For me the unto what is this: that there is something rather than nothing, the ultimate mise-en-scene of metaphysical inquiry. And, more to the point, that within this something there is embedded that which is aware, and that which inquires, otherwise known as I .



This embedded something is not a simple something. It is a marvelous welter of membranes and ionic fluxes -- receptors and processors and storage devices and read-outs and projectors -- and it navigates what it calls "the world" and "history" by means of symbols, the currency of its complicated transactions with its fellow embedded membranic welters.



So, for me, the inspiring datum is the "that I am," which carries within it everything else that is. The datum is object of interrogation, not why, only partially how, more precisely what, as in WTF !



So how does Christianity -- the country of my recent sojourns -- approach this ? And does it "suffice" ?



I was in a church meeting awhile back and the priest made a comment that has remained with me: she said, lamenting the crowding, multitudinous demands of clerical life, that sometimes she wished she could just stop and sit still and simply "love Jesus."

It brought me down to earth.

I have never, ever wanted to stop and sit still and "love Jesus." I cannot picture myself wanting to do so. I cannot even fathom, precisely, what that means. To be honest, I have been most content when able to stow Jesus away within the unfathomable perichoresis of the Trinity as "the place where divine and human meet" and regard the whole contraption as "God," AKA Infinite-And-Unfathomable-Ground-Of-Being, innards best left uninspected. Or, at the very most, cling to In principio erat Verbum as a declaration that it's all a big poem, a cosmic language game, and, as such, Mr Stevens, does it suffice ?

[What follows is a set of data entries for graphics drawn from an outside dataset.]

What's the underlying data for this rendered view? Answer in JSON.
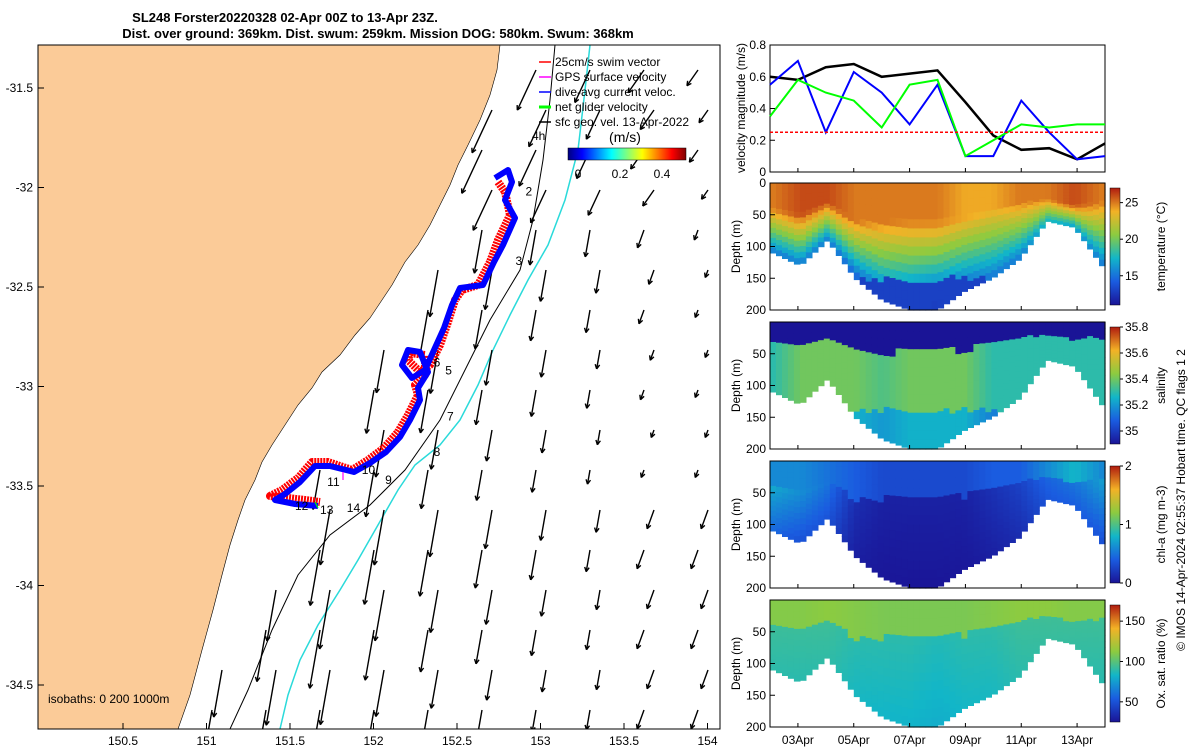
{
  "title": {
    "line1": "SL248 Forster20220328 02-Apr 00Z to 13-Apr 23Z.",
    "line2": "Dist. over ground: 369km. Dist. swum: 259km. Mission DOG: 580km. Swum: 368km"
  },
  "colors": {
    "land": "#FBCB98",
    "swim_vector": "#FF0000",
    "gps_velocity": "#FF00FF",
    "dive_avg": "#0000FF",
    "net_glider": "#00FF00",
    "sfc_geo": "#000000",
    "isobath_200": "#000000",
    "isobath_1000": "#2ADADA"
  },
  "map": {
    "legend": [
      {
        "label": "25cm/s swim vector",
        "color": "#FF0000"
      },
      {
        "label": "GPS surface velocity",
        "color": "#FF00FF"
      },
      {
        "label": "dive-avg current veloc.",
        "color": "#0000FF"
      },
      {
        "label": "net glider velocity",
        "color": "#00FF00"
      },
      {
        "label": "sfc geo. vel. 13-Apr-2022",
        "color": "#000000"
      }
    ],
    "colorbar_label": "(m/s)",
    "colorbar_ticks": [
      "0",
      "0.2",
      "0.4"
    ],
    "isobaths_text": "isobaths: 0   200  1000m",
    "arrow_label": "4h",
    "waypoints": [
      {
        "label": "2",
        "lon": 152.93,
        "lat": -32.02
      },
      {
        "label": "3",
        "lon": 152.87,
        "lat": -32.37
      },
      {
        "label": "5",
        "lon": 152.45,
        "lat": -32.92
      },
      {
        "label": "6",
        "lon": 152.38,
        "lat": -32.88
      },
      {
        "label": "7",
        "lon": 152.46,
        "lat": -33.15
      },
      {
        "label": "8",
        "lon": 152.38,
        "lat": -33.33
      },
      {
        "label": "9",
        "lon": 152.09,
        "lat": -33.47
      },
      {
        "label": "10",
        "lon": 151.97,
        "lat": -33.42
      },
      {
        "label": "11",
        "lon": 151.76,
        "lat": -33.48
      },
      {
        "label": "12",
        "lon": 151.57,
        "lat": -33.6
      },
      {
        "label": "13",
        "lon": 151.72,
        "lat": -33.62
      },
      {
        "label": "14",
        "lon": 151.88,
        "lat": -33.61
      }
    ],
    "xticks": [
      "150.5",
      "151",
      "151.5",
      "152",
      "152.5",
      "153",
      "153.5",
      "154"
    ],
    "yticks": [
      "-31.5",
      "-32",
      "-32.5",
      "-33",
      "-33.5",
      "-34",
      "-34.5"
    ]
  },
  "panels": {
    "velocity": {
      "ylabel": "velocity magnitude (m/s)",
      "yticks": [
        "0",
        "0.2",
        "0.4",
        "0.6",
        "0.8"
      ]
    },
    "temperature": {
      "ylabel": "Depth (m)",
      "cbar_label": "temperature (°C)",
      "cbar_ticks": [
        "15",
        "20",
        "25"
      ],
      "yticks": [
        "0",
        "50",
        "100",
        "150",
        "200"
      ]
    },
    "salinity": {
      "ylabel": "Depth (m)",
      "cbar_label": "salinity",
      "cbar_ticks": [
        "35",
        "35.2",
        "35.4",
        "35.6",
        "35.8"
      ],
      "yticks": [
        "50",
        "100",
        "150",
        "200"
      ]
    },
    "chla": {
      "ylabel": "Depth (m)",
      "cbar_label": "chl-a (mg m-3)",
      "cbar_ticks": [
        "0",
        "1",
        "2"
      ],
      "yticks": [
        "50",
        "100",
        "150",
        "200"
      ]
    },
    "oxygen": {
      "ylabel": "Depth (m)",
      "cbar_label": "Ox. sat. ratio (%)",
      "cbar_ticks": [
        "50",
        "100",
        "150"
      ],
      "yticks": [
        "50",
        "100",
        "150",
        "200"
      ]
    },
    "dates": [
      "03Apr",
      "05Apr",
      "07Apr",
      "09Apr",
      "11Apr",
      "13Apr"
    ]
  },
  "footer": "© IMOS 14-Apr-2024 02:55:37 Hobart time. QC flags 1  2",
  "chart_data": [
    {
      "type": "line",
      "title": "",
      "ylabel": "velocity magnitude (m/s)",
      "ylim": [
        0,
        0.8
      ],
      "x": [
        "02-Apr",
        "03-Apr",
        "04-Apr",
        "05-Apr",
        "06-Apr",
        "07-Apr",
        "08-Apr",
        "09-Apr",
        "10-Apr",
        "11-Apr",
        "12-Apr",
        "13-Apr",
        "14-Apr"
      ],
      "series": [
        {
          "name": "sfc geo. vel. 13-Apr-2022",
          "color": "#000000",
          "values": [
            0.6,
            0.58,
            0.66,
            0.68,
            0.6,
            0.62,
            0.64,
            0.44,
            0.23,
            0.14,
            0.15,
            0.08,
            0.18
          ]
        },
        {
          "name": "dive-avg current veloc.",
          "color": "#0000FF",
          "values": [
            0.55,
            0.7,
            0.25,
            0.63,
            0.5,
            0.3,
            0.55,
            0.1,
            0.1,
            0.45,
            0.25,
            0.08,
            0.1
          ]
        },
        {
          "name": "net glider velocity",
          "color": "#00FF00",
          "values": [
            0.35,
            0.58,
            0.5,
            0.45,
            0.28,
            0.55,
            0.58,
            0.1,
            0.2,
            0.3,
            0.28,
            0.3,
            0.3
          ]
        },
        {
          "name": "25cm/s swim vector",
          "color": "#FF0000",
          "values": [
            0.25,
            0.25,
            0.25,
            0.25,
            0.25,
            0.25,
            0.25,
            0.25,
            0.25,
            0.25,
            0.25,
            0.25,
            0.25
          ]
        }
      ]
    },
    {
      "type": "heatmap",
      "ylabel": "Depth (m)",
      "variable": "temperature (°C)",
      "ylim": [
        200,
        0
      ],
      "colorbar_range": [
        11,
        27
      ],
      "x": [
        "02-Apr",
        "03-Apr",
        "04-Apr",
        "05-Apr",
        "06-Apr",
        "07-Apr",
        "08-Apr",
        "09-Apr",
        "10-Apr",
        "11-Apr",
        "12-Apr",
        "13-Apr",
        "14-Apr"
      ],
      "max_depth": [
        110,
        130,
        90,
        150,
        185,
        200,
        200,
        170,
        150,
        120,
        60,
        70,
        130
      ],
      "mixed_layer_depth": [
        40,
        50,
        30,
        60,
        60,
        60,
        60,
        55,
        40,
        30,
        25,
        35,
        30
      ],
      "surface_value": [
        25,
        26,
        26,
        25,
        25,
        25,
        25,
        24,
        24,
        25,
        25,
        26,
        25
      ],
      "deep_value": [
        15,
        15,
        15,
        14,
        14,
        13,
        12,
        14,
        15,
        15,
        17,
        16,
        15
      ]
    },
    {
      "type": "heatmap",
      "ylabel": "Depth (m)",
      "variable": "salinity",
      "ylim": [
        200,
        0
      ],
      "colorbar_range": [
        34.9,
        35.8
      ],
      "x": [
        "02-Apr",
        "03-Apr",
        "04-Apr",
        "05-Apr",
        "06-Apr",
        "07-Apr",
        "08-Apr",
        "09-Apr",
        "10-Apr",
        "11-Apr",
        "12-Apr",
        "13-Apr",
        "14-Apr"
      ],
      "max_depth": [
        110,
        130,
        90,
        150,
        185,
        200,
        200,
        170,
        150,
        120,
        60,
        70,
        130
      ],
      "mixed_layer_depth": [
        40,
        50,
        30,
        60,
        60,
        60,
        60,
        55,
        40,
        30,
        25,
        35,
        30
      ],
      "surface_value": [
        34.9,
        34.9,
        34.9,
        34.9,
        34.9,
        34.9,
        34.9,
        34.9,
        34.9,
        34.9,
        34.9,
        34.9,
        34.9
      ],
      "deep_value": [
        35.3,
        35.4,
        35.4,
        35.4,
        35.35,
        35.4,
        35.4,
        35.4,
        35.3,
        35.3,
        35.3,
        35.3,
        35.3
      ]
    },
    {
      "type": "heatmap",
      "ylabel": "Depth (m)",
      "variable": "chl-a (mg m-3)",
      "ylim": [
        200,
        0
      ],
      "colorbar_range": [
        0,
        2
      ],
      "x": [
        "02-Apr",
        "03-Apr",
        "04-Apr",
        "05-Apr",
        "06-Apr",
        "07-Apr",
        "08-Apr",
        "09-Apr",
        "10-Apr",
        "11-Apr",
        "12-Apr",
        "13-Apr",
        "14-Apr"
      ],
      "max_depth": [
        110,
        130,
        90,
        150,
        185,
        200,
        200,
        170,
        150,
        120,
        60,
        70,
        130
      ],
      "mixed_layer_depth": [
        40,
        50,
        30,
        60,
        60,
        60,
        60,
        55,
        40,
        30,
        25,
        35,
        30
      ],
      "surface_value": [
        0.6,
        0.6,
        0.5,
        0.4,
        0.3,
        0.3,
        0.3,
        0.3,
        0.4,
        0.4,
        0.6,
        0.8,
        0.6
      ],
      "deep_value": [
        0.9,
        0.8,
        0.6,
        0.2,
        0.1,
        0.1,
        0.1,
        0.1,
        0.2,
        0.3,
        0.5,
        0.6,
        0.8
      ]
    },
    {
      "type": "heatmap",
      "ylabel": "Depth (m)",
      "variable": "Ox. sat. ratio (%)",
      "ylim": [
        200,
        0
      ],
      "colorbar_range": [
        25,
        170
      ],
      "x": [
        "02-Apr",
        "03-Apr",
        "04-Apr",
        "05-Apr",
        "06-Apr",
        "07-Apr",
        "08-Apr",
        "09-Apr",
        "10-Apr",
        "11-Apr",
        "12-Apr",
        "13-Apr",
        "14-Apr"
      ],
      "max_depth": [
        110,
        130,
        90,
        150,
        185,
        200,
        200,
        170,
        150,
        120,
        60,
        70,
        130
      ],
      "mixed_layer_depth": [
        40,
        50,
        30,
        60,
        60,
        60,
        60,
        55,
        40,
        30,
        25,
        35,
        30
      ],
      "surface_value": [
        110,
        110,
        112,
        110,
        108,
        108,
        108,
        108,
        110,
        112,
        112,
        110,
        110
      ],
      "deep_value": [
        95,
        95,
        95,
        92,
        92,
        92,
        90,
        92,
        92,
        95,
        95,
        95,
        95
      ]
    }
  ]
}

No, Mr Stevens, with respect to the question, the elemental what I am afraid it does not.

It comes at the question from the wrong angle, wearing Jesus colored glasses. And, with respect to how to be with one another in the world, it lands at quite a useful stance: love, justice, compassion. But how ? By putting on the mind of Christ, by becoming the Body of Christ in the Eucharist; by participating in the transaction of the Cross -- between Christ the spotless victim and ourselves, the forgiven victimizers. Lovely, but, forgive me, Rube-Goldbergesque and imposed from without, requiring all sorts of sacramental accoutrments and interlocutors.

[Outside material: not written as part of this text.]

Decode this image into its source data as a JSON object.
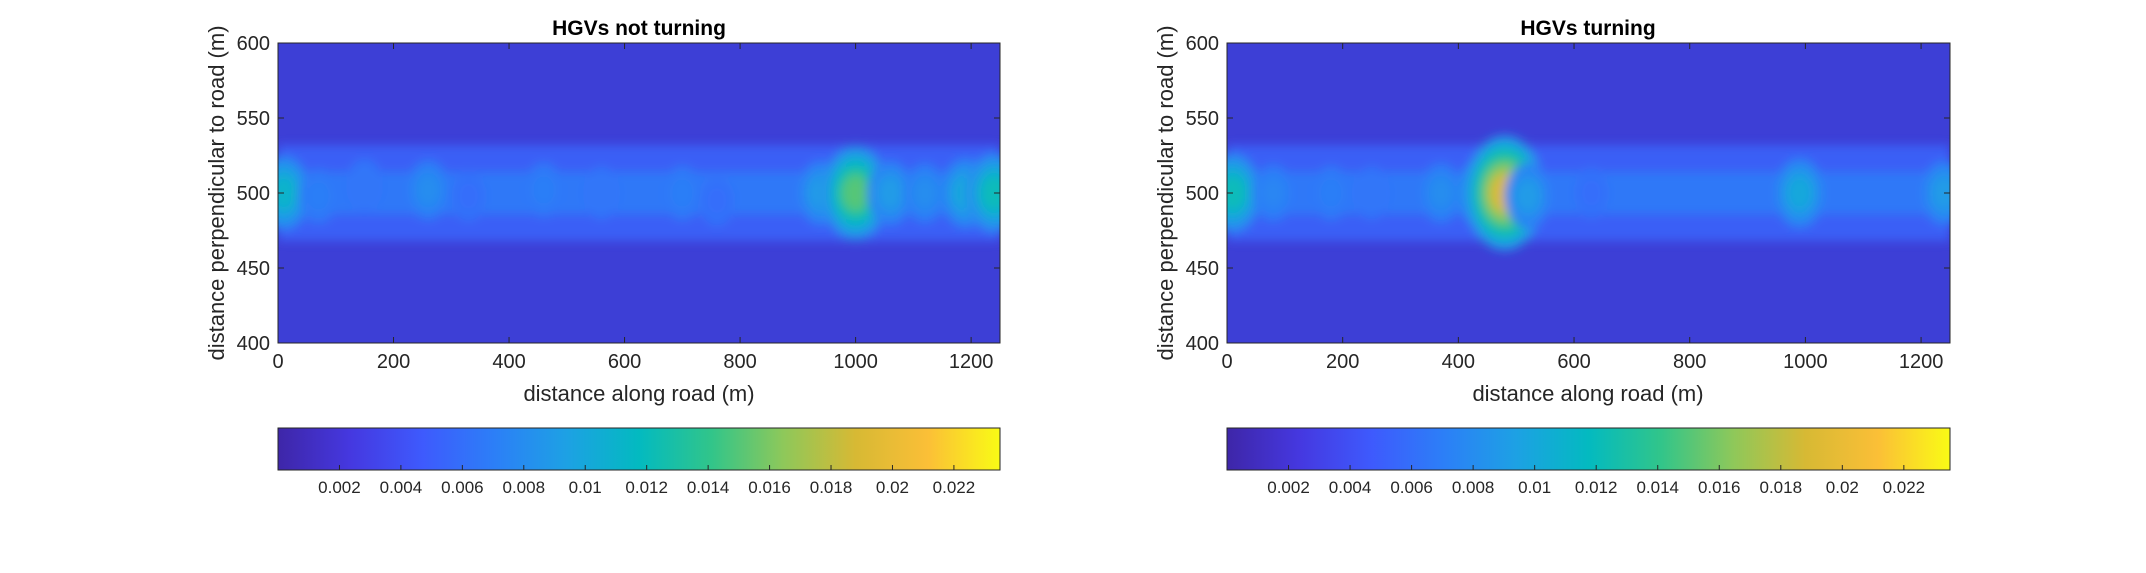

Not to mention the words, the texts, the stories, the narratives -- oh the endless, endless stories ! -- draped in the seaweed of ancient, outdated mores and attitudes.



How does one have any chance whatsoever at "standing on ones own feet" (as Merton advised on the day of his death) so overladen with text and tradition, dogma and doctrine, laws and lenses ?



Heartsick, I have come to realize my recent sojourn may be drawing to a close. My visa has expired. I am an illegal, and no longer have the energy or the will to try to pass as a citizen.



The nights lengthen, fall is muttering somewhere over the horizon, and someone, somewhere is humming the old, old refrain --



Whoever has no house now, will never have one.
Whoever is alone will stay alone,
Will sit, read, write long letters through the evening,
and wander on the boulevards, up and down,
restlessly, while the dry leaves are blowing.